Par exemple, l’assureur MAIF a créé un fond pour le vivant et a financé des travaux de restauration de la continuité écologique, de reméandrage de zones humides. C’est la preuve que l’entreprise peut devenir contributrice, que ce soit pour l’eau, le carbone, la biodiversité… Moi je crois beaucoup au travail en réseau des entreprises. Il faut oublier la concurrence et la performance pour passer à la coopération, à la collaboration au profit du vivant. Il n’y a que comme cela qu’on pourra y arriver.

Quid de la réutilisation des eaux usées dont on parle de plus en plus ?

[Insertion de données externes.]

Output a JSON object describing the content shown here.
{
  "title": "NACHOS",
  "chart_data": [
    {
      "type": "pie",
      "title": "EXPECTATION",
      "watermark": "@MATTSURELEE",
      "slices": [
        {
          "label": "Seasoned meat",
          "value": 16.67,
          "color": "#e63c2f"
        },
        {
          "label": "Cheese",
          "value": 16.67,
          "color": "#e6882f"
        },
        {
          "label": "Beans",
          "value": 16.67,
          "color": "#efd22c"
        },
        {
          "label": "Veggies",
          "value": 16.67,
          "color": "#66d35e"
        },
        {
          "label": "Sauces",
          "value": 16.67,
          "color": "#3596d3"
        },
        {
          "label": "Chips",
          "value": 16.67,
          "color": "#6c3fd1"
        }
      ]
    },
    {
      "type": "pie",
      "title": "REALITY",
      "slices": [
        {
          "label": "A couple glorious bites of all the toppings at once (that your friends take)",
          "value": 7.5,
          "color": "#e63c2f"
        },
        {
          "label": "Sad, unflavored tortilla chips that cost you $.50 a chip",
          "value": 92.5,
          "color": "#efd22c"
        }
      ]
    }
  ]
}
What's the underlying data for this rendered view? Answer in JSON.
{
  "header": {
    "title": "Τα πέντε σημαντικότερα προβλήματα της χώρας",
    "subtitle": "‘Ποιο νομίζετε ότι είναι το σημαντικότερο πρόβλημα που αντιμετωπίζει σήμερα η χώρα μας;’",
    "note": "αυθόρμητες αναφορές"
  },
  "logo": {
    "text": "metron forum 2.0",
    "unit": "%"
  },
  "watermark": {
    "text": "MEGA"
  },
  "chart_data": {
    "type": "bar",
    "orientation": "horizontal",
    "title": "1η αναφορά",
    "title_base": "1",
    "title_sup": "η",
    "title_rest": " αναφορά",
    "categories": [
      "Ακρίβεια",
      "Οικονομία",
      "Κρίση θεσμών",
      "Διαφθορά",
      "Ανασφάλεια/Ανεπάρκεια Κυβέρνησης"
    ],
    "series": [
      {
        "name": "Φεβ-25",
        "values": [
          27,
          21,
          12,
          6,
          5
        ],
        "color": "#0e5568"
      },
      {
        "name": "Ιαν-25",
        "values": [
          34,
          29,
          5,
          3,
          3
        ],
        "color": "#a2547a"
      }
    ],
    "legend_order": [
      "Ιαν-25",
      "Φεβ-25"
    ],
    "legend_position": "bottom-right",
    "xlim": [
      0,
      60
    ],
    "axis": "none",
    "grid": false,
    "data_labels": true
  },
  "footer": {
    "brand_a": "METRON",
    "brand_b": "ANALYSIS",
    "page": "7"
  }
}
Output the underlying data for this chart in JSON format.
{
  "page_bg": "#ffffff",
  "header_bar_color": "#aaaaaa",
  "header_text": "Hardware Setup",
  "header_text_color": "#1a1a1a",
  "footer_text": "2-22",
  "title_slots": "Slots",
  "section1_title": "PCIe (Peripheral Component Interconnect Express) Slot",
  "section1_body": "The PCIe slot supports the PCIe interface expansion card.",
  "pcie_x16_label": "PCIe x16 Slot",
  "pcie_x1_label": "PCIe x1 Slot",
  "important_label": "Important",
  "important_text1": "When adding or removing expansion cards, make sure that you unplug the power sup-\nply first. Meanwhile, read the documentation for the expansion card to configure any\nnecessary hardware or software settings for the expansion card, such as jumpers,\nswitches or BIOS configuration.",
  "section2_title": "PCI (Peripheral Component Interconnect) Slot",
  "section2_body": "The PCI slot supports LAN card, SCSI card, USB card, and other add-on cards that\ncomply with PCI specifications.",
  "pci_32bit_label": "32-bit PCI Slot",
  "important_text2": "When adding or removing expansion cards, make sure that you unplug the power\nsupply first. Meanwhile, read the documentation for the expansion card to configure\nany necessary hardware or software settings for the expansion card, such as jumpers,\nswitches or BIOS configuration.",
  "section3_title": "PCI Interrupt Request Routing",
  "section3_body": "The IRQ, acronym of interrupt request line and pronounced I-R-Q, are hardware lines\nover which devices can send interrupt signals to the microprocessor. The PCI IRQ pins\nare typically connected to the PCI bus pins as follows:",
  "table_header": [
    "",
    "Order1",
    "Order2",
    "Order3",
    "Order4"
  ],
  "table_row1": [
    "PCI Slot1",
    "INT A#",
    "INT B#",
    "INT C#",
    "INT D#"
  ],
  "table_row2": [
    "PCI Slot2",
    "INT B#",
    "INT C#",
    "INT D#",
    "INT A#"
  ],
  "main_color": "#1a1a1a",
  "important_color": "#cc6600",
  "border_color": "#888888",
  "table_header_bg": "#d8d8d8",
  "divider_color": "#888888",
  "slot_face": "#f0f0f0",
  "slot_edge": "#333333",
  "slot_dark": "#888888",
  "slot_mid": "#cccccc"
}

La réutilisation des eaux usées, c’est le petit cycle de l’eau. Pour moi ce n’est pas la priorité car c’est un petit cycle dans un grand cycle. L’eau potable qui traverse nos toilettes et qui est traitée par la station d’épuration revient dans les milieux aquatiques. Il faut se rendre compte que, l’été, les rivières sont soutenues par les rejets des stations d’épuration. C’est leurs rejets qui font ce qu’on appelle un soutien à l’étiage. Si on enlève cette eau et qu’on la remet dans un circuit – par exemple pour irriguer des cultures, des golfs, des vignes – en fait, c’est de l’eau qu’on va priver au milieu aquatique. C’est contre-intuitif. C’est comme pour le stockage de l’eau dans les retenues. Est-ce pour réhydrater la terre et remettre la vie dans les sols ou pour faire pousser du maïs qu’on va exporter à l’autre bout de la Terre ? Il faut toujours se poser la question du pourquoi.